Progressive Dairy Farming

Alyssa Kealy

Dairy cattle are much larger than the typical companion animals, and they are more technically savvy. I am not saying that cows carry around smartphones, but they do interact with technology in their day to day lives. Technology in dairy barns is not necessary to keep the cows in touch with their friends (they prefer to socialize face to face or muzzle to muzzle), but to focus primarily on cattle health, comfort and production. 

    Here are several examples of technology you can find on progressive dairy farms: 

  • Fit Bits: Dairy cows wear pedometers and/or activity pendants around their neck. This tracks their activity, which can be indicative of overall health. If a cow’s device is showing abnormal activity patterns, such as she didn’t get up to eat, this can be a red flag for the farmer to give her a closer look. Activity monitoring is a proactive process because it allows those caring for the cows to see abnormalities before they become clinical symptoms of illness, which could prevent serious health issues or the need for treatment in the future.

    RFID (radio frequency identification) tags- These are the ear tags worn for identification; they are so much more than a monogrammed earrings. Today, ear tags have radio frequency that communicates with the farm’s dairy computer program, like Dairy Comp 305, to keep a profile for each cow with data like her breeding dates, any medical treatments, due dates, etc. as well as communicates with parlor systems to track milk production. Essentially, cows carry their medical records with them! 

    Moocall– This technology was designed specifically for cows about to give birth. A small meter gets fastened around the tailhead and based on contractions and muscle loosening; it will send a text the farmer when the cow is about to calf. With these alerts, farm staff will be able to respond to any needs of the mother and calf. 

  • Robotics: Some farms are taking technology to the next level and replacing manpower with robotics. Examples include robotic milking systems and feed pushers.

    Robotic milking systems- Cows can enter the individual stall at their leisure, are fed grain/supplements, and finished milking within minutes. Whether it is the snacks or the relief that milking often brings to the mammary system that keeps cows loitering around the robots, waiting for their next turn. Since manual labor isn’t needed for milking, this system gives farm staff even more time to focus on cow health and facility hygiene. 
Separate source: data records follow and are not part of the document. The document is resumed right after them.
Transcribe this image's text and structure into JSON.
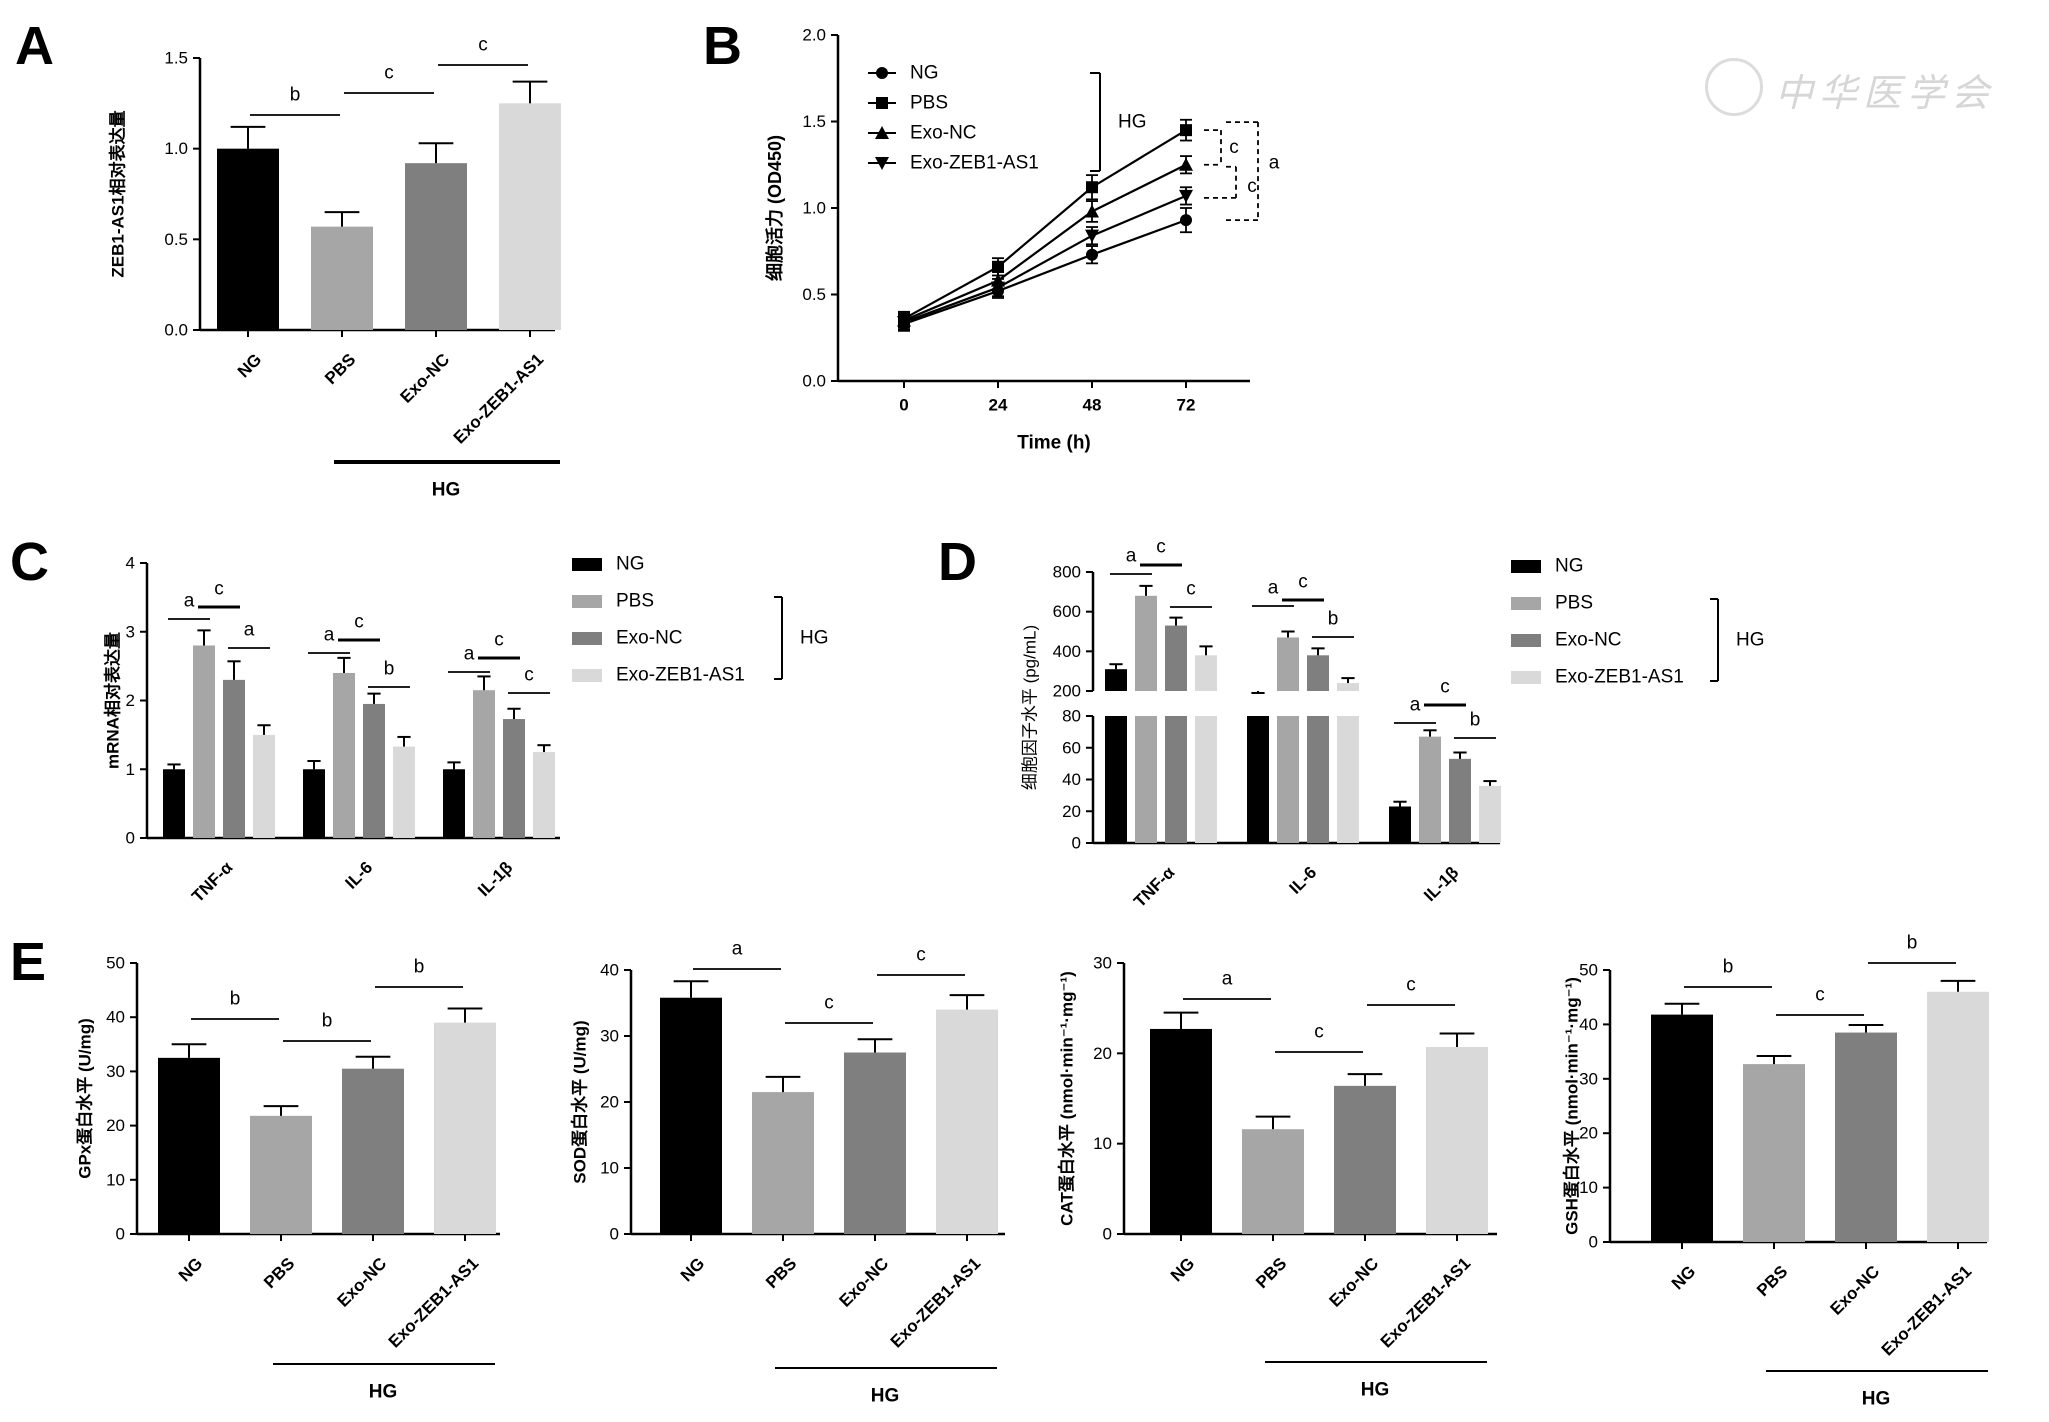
{
  "colors": {
    "NG": "#000000",
    "PBS": "#a6a6a6",
    "Exo-NC": "#7f7f7f",
    "Exo-ZEB1-AS1": "#d9d9d9"
  },
  "watermark_text": "中华医学会",
  "chart_data": [
    {
      "panel": "A",
      "type": "bar",
      "title": "",
      "ylabel": "ZEB1-AS1相对表达量",
      "xlabel": "",
      "ylim": [
        0,
        1.5
      ],
      "yticks": [
        "0.0",
        "0.5",
        "1.0",
        "1.5"
      ],
      "categories": [
        "NG",
        "PBS",
        "Exo-NC",
        "Exo-ZEB1-AS1"
      ],
      "values": [
        1.0,
        0.57,
        0.92,
        1.25
      ],
      "errors": [
        0.12,
        0.08,
        0.11,
        0.12
      ],
      "group_label": "HG",
      "significance": [
        {
          "from": 0,
          "to": 1,
          "label": "b"
        },
        {
          "from": 1,
          "to": 2,
          "label": "c"
        },
        {
          "from": 2,
          "to": 3,
          "label": "c"
        }
      ]
    },
    {
      "panel": "B",
      "type": "line",
      "title": "",
      "xlabel": "Time (h)",
      "ylabel": "细胞活力 (OD450)",
      "x": [
        0,
        24,
        48,
        72
      ],
      "xticks": [
        "0",
        "24",
        "48",
        "72"
      ],
      "ylim": [
        0,
        2.0
      ],
      "yticks": [
        "0.0",
        "0.5",
        "1.0",
        "1.5",
        "2.0"
      ],
      "series": [
        {
          "name": "NG",
          "marker": "circle",
          "values": [
            0.33,
            0.52,
            0.73,
            0.93
          ],
          "errors": [
            0.04,
            0.04,
            0.05,
            0.07
          ]
        },
        {
          "name": "PBS",
          "marker": "square",
          "values": [
            0.36,
            0.66,
            1.12,
            1.45
          ],
          "errors": [
            0.04,
            0.05,
            0.07,
            0.06
          ]
        },
        {
          "name": "Exo-NC",
          "marker": "triangle-up",
          "values": [
            0.35,
            0.58,
            0.98,
            1.25
          ],
          "errors": [
            0.04,
            0.05,
            0.06,
            0.05
          ]
        },
        {
          "name": "Exo-ZEB1-AS1",
          "marker": "triangle-down",
          "values": [
            0.34,
            0.54,
            0.84,
            1.07
          ],
          "errors": [
            0.04,
            0.05,
            0.05,
            0.05
          ]
        }
      ],
      "group_label": "HG",
      "significance_labels": [
        "c",
        "c",
        "a"
      ]
    },
    {
      "panel": "C",
      "type": "bar",
      "title": "",
      "ylabel": "mRNA相对表达量",
      "xlabel": "",
      "ylim": [
        0,
        4
      ],
      "yticks": [
        "0",
        "1",
        "2",
        "3",
        "4"
      ],
      "categories": [
        "TNF-α",
        "IL-6",
        "IL-1β"
      ],
      "series": [
        {
          "name": "NG",
          "values": [
            1.0,
            1.0,
            1.0
          ],
          "errors": [
            0.07,
            0.12,
            0.1
          ]
        },
        {
          "name": "PBS",
          "values": [
            2.8,
            2.4,
            2.15
          ],
          "errors": [
            0.22,
            0.22,
            0.2
          ]
        },
        {
          "name": "Exo-NC",
          "values": [
            2.3,
            1.95,
            1.73
          ],
          "errors": [
            0.27,
            0.15,
            0.15
          ]
        },
        {
          "name": "Exo-ZEB1-AS1",
          "values": [
            1.5,
            1.33,
            1.25
          ],
          "errors": [
            0.14,
            0.14,
            0.1
          ]
        }
      ],
      "group_label": "HG",
      "significance": [
        [
          "a",
          "c",
          "a"
        ],
        [
          "a",
          "c",
          "b"
        ],
        [
          "a",
          "c",
          "c"
        ]
      ]
    },
    {
      "panel": "D",
      "type": "bar",
      "title": "",
      "ylabel": "细胞因子水平 (pg/mL)",
      "xlabel": "",
      "broken_axis": true,
      "ylim_lower": [
        0,
        80
      ],
      "yticks_lower": [
        "0",
        "20",
        "40",
        "60",
        "80"
      ],
      "ylim_upper": [
        200,
        800
      ],
      "yticks_upper": [
        "200",
        "400",
        "600",
        "800"
      ],
      "categories": [
        "TNF-α",
        "IL-6",
        "IL-1β"
      ],
      "series": [
        {
          "name": "NG",
          "values": [
            310,
            170,
            23
          ],
          "errors": [
            25,
            20,
            3
          ]
        },
        {
          "name": "PBS",
          "values": [
            680,
            470,
            67
          ],
          "errors": [
            50,
            30,
            4
          ]
        },
        {
          "name": "Exo-NC",
          "values": [
            530,
            380,
            53
          ],
          "errors": [
            40,
            35,
            4
          ]
        },
        {
          "name": "Exo-ZEB1-AS1",
          "values": [
            380,
            240,
            36
          ],
          "errors": [
            45,
            25,
            3
          ]
        }
      ],
      "group_label": "HG",
      "significance": [
        [
          "a",
          "c",
          "c"
        ],
        [
          "a",
          "c",
          "b"
        ],
        [
          "a",
          "c",
          "b"
        ]
      ]
    },
    {
      "panel": "E",
      "type": "bar",
      "title": "",
      "ylabel": "GPx蛋白水平 (U/mg)",
      "ylim": [
        0,
        50
      ],
      "yticks": [
        "0",
        "10",
        "20",
        "30",
        "40",
        "50"
      ],
      "categories": [
        "NG",
        "PBS",
        "Exo-NC",
        "Exo-ZEB1-AS1"
      ],
      "values": [
        32.5,
        21.8,
        30.5,
        39
      ],
      "errors": [
        2.5,
        1.8,
        2.2,
        2.6
      ],
      "group_label": "HG",
      "significance": [
        {
          "from": 0,
          "to": 1,
          "label": "b"
        },
        {
          "from": 1,
          "to": 2,
          "label": "b"
        },
        {
          "from": 2,
          "to": 3,
          "label": "b"
        }
      ]
    },
    {
      "panel": "E",
      "type": "bar",
      "title": "",
      "ylabel": "SOD蛋白水平 (U/mg)",
      "ylim": [
        0,
        40
      ],
      "yticks": [
        "0",
        "10",
        "20",
        "30",
        "40"
      ],
      "categories": [
        "NG",
        "PBS",
        "Exo-NC",
        "Exo-ZEB1-AS1"
      ],
      "values": [
        35.8,
        21.5,
        27.5,
        34
      ],
      "errors": [
        2.5,
        2.3,
        2.0,
        2.2
      ],
      "group_label": "HG",
      "significance": [
        {
          "from": 0,
          "to": 1,
          "label": "a"
        },
        {
          "from": 1,
          "to": 2,
          "label": "c"
        },
        {
          "from": 2,
          "to": 3,
          "label": "c"
        }
      ]
    },
    {
      "panel": "E",
      "type": "bar",
      "title": "",
      "ylabel": "CAT蛋白水平 (nmol·min⁻¹·mg⁻¹)",
      "ylim": [
        0,
        30
      ],
      "yticks": [
        "0",
        "10",
        "20",
        "30"
      ],
      "categories": [
        "NG",
        "PBS",
        "Exo-NC",
        "Exo-ZEB1-AS1"
      ],
      "values": [
        22.7,
        11.6,
        16.4,
        20.7
      ],
      "errors": [
        1.8,
        1.4,
        1.3,
        1.5
      ],
      "group_label": "HG",
      "significance": [
        {
          "from": 0,
          "to": 1,
          "label": "a"
        },
        {
          "from": 1,
          "to": 2,
          "label": "c"
        },
        {
          "from": 2,
          "to": 3,
          "label": "c"
        }
      ]
    },
    {
      "panel": "E",
      "type": "bar",
      "title": "",
      "ylabel": "GSH蛋白水平 (nmol·min⁻¹·mg⁻¹)",
      "ylim": [
        0,
        50
      ],
      "yticks": [
        "0",
        "10",
        "20",
        "30",
        "40",
        "50"
      ],
      "categories": [
        "NG",
        "PBS",
        "Exo-NC",
        "Exo-ZEB1-AS1"
      ],
      "values": [
        41.8,
        32.7,
        38.5,
        46
      ],
      "errors": [
        2.0,
        1.5,
        1.4,
        2.0
      ],
      "group_label": "HG",
      "significance": [
        {
          "from": 0,
          "to": 1,
          "label": "b"
        },
        {
          "from": 1,
          "to": 2,
          "label": "c"
        },
        {
          "from": 2,
          "to": 3,
          "label": "b"
        }
      ]
    }
  ]
}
    Robotic feed pusher- Cows can even have a robotic waiter help serve them food. Farms often feed once a day which means a big pile is distributed and meant to last throughout the day. Sometimes, as feed gets eaten and pushed along by muzzles, feed can get pushed just out of reach. Farms can use a skid steer to push the feed, or high-tech farms use a robot to travel along the feed area and push the food closer to the cows throughout the day, ensuring they always have access to fresh food. 

    Dairy farms that have larger cow numbers are turning to a different style of milking parlor, literally. Rotary parlors allow 100 cows to be milked at once on what is essentially a merry go-round equipped with milking equipment. Cows get on the rotary and go for about a 5-minute ride while getting milked, sanitized, and then meander back to their barn. This is a very expensive technology, however as farms grow and agricultural labor becomes sparser, farms are choosing technology to fill voids on the farm and ensure cows get the best, most efficient care, possible.